Extreme Excavation in Fault Zones and Squeezing Ground at the Kargi HEPP in Turkey
Multiple fault zones and squeezing ground requiring extensive bypass tunneling were just a few of the challenges to be overcome to successfully complete Turkey’s Kargı Kızılırmak Hydroelectric Project. Launched into poor geology in 2012, the 10 m Double Shield TBM experienced delays to the project that forced team members to find innovative solutions that included major in-tunnel modifications to the machine. In the first 2 km of boring a total of seven bypass tunnels were needed to free the TBM from collapsed ground. The cutterhead stalled on numerous occasions as the conditions varied widely from solid rock to running ground. Small and wide faults along the alignment added another level of complexity, as the excavation was located very close to the North Anatolian fault line in Turkey’s relatively recent rock formations.

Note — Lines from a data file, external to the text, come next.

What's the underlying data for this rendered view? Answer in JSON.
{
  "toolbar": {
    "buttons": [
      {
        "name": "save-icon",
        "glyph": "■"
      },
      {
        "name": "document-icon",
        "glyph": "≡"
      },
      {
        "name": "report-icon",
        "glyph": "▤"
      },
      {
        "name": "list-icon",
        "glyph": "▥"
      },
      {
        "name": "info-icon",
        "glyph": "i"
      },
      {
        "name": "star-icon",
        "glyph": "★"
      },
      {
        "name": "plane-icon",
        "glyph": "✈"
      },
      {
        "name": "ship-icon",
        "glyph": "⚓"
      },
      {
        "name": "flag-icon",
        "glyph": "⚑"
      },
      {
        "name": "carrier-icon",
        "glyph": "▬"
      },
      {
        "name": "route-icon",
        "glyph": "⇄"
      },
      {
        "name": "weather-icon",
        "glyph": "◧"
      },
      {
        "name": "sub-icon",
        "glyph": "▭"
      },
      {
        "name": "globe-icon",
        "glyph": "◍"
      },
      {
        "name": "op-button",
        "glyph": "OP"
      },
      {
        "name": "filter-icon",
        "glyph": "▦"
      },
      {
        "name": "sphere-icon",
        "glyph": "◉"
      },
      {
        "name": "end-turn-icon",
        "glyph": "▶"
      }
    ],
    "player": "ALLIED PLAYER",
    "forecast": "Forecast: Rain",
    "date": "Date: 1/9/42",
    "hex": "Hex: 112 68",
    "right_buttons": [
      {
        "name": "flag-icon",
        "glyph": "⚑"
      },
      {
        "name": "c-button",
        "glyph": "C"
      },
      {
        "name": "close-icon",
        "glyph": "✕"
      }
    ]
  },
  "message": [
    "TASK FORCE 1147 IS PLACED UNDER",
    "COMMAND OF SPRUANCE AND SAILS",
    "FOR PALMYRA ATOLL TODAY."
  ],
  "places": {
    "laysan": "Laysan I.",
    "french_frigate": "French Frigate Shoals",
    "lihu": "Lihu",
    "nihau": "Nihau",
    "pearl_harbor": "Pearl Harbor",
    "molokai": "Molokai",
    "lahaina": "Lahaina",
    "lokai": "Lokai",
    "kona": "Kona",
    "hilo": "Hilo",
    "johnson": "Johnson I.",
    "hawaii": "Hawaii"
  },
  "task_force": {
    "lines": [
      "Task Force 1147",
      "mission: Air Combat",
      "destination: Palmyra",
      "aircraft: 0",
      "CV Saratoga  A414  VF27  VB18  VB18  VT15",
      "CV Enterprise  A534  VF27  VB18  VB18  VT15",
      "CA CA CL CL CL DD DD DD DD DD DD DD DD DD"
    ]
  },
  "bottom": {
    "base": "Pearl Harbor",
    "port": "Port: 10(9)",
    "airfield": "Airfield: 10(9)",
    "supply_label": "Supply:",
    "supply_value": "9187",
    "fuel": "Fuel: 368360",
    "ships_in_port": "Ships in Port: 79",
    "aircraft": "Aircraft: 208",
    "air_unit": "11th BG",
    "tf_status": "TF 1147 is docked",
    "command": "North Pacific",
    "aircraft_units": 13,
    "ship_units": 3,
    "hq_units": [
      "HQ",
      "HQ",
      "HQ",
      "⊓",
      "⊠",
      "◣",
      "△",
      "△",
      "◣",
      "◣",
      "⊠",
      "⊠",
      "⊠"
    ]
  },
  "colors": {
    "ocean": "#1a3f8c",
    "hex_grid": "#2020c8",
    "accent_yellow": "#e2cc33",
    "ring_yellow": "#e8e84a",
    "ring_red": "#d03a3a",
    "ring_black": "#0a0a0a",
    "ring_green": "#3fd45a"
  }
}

Due to the delays, it was decided to take what was an originally 11.8 km TBM driven tunnel, and reduce it to 7.8 km with the final 4 km being excavated by drill and blast. The contractor, owner, consultants and Robbins engineers worked together to generate solutions to improve progress in the difficult conditions. A custom-built canopy drill and positioner was installed for the contractor to allow pipe tube support installation through the forward shield. Drilled to a distance of up to 10 m ahead of the cutterhead, 90mm diameter pipe tubes provided extra support across the top 120-140° degrees at the tunnel crown. Injection of resins and grouting protected against collapse at the crown while excavating through soft ground. As a result of successful use of the probe drilling techniques, the contractor was able to measure and back fill cavity heights above the cutterhead in some fault zones to over 30 m and in addition help detect loose soil seams and fractured rock ahead of the face.
This paper will go over the extreme challenges at the Kargı project, as well as the dramatic improvement in advance rates and the ultimately successful breakthrough in July 2014. A comparison will also be made with the site conditions and advance rates at the drill and blast tunnel to determine when each method of excavation is best used.